Да, ребята, я решил жениться на Эмилии и навсегда покончить со старым. Я чувствовал себя свободным, с чистой совестью, точно послушная корова, которая мирно бредет со стадом, спокойно пережевывая свою жвачку. Мне казалось, что стоит сделать предложение Эмилии, и я получу отпущение всех былых грехов, и на меня снизойдет благополучие и тихий покой ее дома.
И я сделал ей предложение. В тот же вечер после ограбления банка. И она приняла его как королева, величественно и достойно. Я прожил семьянином пять дней, и какие это были сказочные дни, друзья! Мне казалось, что я попал в маленький степной рай. Вечерами она разжигала печурку, мы втроем садились у огня, и я мечтал о том, какие у нас будут бычки и овцы и какого пони я куплю Алексу — так звали мальчишку, и как мы переселимся в Калифорнию, и что будем там разводить на своей земле, и еще о многих чудесных вещах. Она слушала и соглашалась с каждым моим словом.
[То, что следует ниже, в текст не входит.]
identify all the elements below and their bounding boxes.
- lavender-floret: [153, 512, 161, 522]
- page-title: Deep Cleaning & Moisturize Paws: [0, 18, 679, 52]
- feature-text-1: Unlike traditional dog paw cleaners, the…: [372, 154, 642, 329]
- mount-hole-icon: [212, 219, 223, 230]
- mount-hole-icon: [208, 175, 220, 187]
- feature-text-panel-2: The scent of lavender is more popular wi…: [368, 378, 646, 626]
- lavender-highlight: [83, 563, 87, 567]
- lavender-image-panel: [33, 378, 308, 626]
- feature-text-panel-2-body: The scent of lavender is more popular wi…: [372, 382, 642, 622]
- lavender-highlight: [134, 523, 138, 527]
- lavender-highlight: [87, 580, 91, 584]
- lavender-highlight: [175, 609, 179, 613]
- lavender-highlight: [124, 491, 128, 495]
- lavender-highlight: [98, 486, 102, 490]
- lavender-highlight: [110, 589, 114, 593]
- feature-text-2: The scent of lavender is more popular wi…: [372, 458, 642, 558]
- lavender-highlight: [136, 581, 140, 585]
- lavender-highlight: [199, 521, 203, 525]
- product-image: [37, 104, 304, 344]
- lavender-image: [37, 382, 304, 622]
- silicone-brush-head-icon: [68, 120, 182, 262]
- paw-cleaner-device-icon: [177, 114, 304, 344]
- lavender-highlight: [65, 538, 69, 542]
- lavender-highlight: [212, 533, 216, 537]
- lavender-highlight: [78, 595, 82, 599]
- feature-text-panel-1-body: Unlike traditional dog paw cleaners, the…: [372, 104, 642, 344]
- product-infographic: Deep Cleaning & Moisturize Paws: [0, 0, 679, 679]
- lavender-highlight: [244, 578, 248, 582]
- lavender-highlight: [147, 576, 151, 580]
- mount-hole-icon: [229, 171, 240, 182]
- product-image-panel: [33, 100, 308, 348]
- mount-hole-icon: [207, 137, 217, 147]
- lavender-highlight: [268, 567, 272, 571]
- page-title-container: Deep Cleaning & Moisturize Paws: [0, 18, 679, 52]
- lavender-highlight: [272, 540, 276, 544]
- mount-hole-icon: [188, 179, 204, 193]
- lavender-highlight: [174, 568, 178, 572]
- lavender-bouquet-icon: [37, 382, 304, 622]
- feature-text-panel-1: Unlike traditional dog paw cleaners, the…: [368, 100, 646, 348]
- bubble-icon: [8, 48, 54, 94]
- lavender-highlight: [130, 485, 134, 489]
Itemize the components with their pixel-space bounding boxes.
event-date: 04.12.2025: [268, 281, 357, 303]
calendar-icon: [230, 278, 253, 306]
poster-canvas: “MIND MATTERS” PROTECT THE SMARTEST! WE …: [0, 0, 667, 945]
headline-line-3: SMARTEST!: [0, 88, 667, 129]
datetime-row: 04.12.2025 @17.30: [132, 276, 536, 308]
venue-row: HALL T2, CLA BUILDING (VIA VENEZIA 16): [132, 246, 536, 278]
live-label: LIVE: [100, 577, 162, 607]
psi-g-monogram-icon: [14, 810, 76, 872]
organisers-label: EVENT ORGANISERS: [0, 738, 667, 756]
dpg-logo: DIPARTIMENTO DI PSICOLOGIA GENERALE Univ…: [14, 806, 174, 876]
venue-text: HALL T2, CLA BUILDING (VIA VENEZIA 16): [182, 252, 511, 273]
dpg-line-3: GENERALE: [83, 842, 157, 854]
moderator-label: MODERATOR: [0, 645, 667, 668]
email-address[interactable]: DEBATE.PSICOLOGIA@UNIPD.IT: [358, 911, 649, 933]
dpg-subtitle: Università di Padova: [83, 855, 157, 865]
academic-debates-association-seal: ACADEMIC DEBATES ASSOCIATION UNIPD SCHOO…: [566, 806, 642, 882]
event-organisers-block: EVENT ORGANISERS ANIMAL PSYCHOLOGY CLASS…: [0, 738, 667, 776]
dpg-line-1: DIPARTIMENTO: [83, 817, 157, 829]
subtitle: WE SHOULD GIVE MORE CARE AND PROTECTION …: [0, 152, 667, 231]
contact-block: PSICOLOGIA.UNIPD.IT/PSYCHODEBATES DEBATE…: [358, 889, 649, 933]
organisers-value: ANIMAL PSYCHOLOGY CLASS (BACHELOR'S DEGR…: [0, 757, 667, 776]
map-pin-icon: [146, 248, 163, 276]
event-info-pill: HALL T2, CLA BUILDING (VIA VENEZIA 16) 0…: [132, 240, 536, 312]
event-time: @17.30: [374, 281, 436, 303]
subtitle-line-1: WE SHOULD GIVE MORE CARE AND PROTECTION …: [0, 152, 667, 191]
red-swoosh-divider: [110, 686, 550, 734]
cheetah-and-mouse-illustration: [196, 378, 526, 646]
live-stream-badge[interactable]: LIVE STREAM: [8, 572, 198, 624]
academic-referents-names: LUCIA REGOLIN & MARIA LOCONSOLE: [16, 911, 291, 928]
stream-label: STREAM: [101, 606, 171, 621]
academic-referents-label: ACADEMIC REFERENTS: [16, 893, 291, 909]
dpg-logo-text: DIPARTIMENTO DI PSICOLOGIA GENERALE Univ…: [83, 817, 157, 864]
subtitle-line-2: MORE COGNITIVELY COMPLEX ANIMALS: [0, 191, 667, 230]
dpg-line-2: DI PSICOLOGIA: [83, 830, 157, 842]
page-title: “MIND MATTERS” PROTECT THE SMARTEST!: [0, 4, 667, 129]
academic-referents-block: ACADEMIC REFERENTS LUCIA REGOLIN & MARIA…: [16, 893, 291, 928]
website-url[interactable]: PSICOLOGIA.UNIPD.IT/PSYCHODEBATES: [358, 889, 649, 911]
Честное слово, лучше и покладистее женщины я никогда не видел.
А в это самое время за мной, оказывается, проследили полицейские ищейки от форта Смита до самого Вермонта. Сначала меня обвиняли в угоне скота, а теперь прибавилось еще ограбление банка. Этого с избытком хватало, чтобы засадить меня в Колумбус или в Пентонвилл до конца жизни.
Они приехали на ранчо утром шестого дня. Эмилия вышла из дома к колодцу за водой, но сразу же прибежала назад. Она потеряла по дороге платок с головы, волосы у нее рассыпались и глаза были испуганные.
— Полиция на ранчо! Они ищут тебя! Они перестреляют нас всех!
Она схватила маленького Алекса, унесла его в соседнюю комнату и снова появилась оттуда, держа в руках винчестер. На ходу она передернула затвор, проверяя, есть ли в магазине патроны. Теперь понимаете, что это была за женщина?
Я выхватил кольт и выглянул в окно. Почти у самого моего лица вспыхнул выстрел, и пуля разбила что-то на столе. В тот же миг над моим ухом оглушительно ударил винчестер. А потом началась карусель. Я стрелял, прикрывая левой рукой лицо от осколков стекла, сыпавшихся из оконных рам. Когда патроны в барабане кончались, начинала стрелять Эмилия, давая мне время перезарядить револьвер.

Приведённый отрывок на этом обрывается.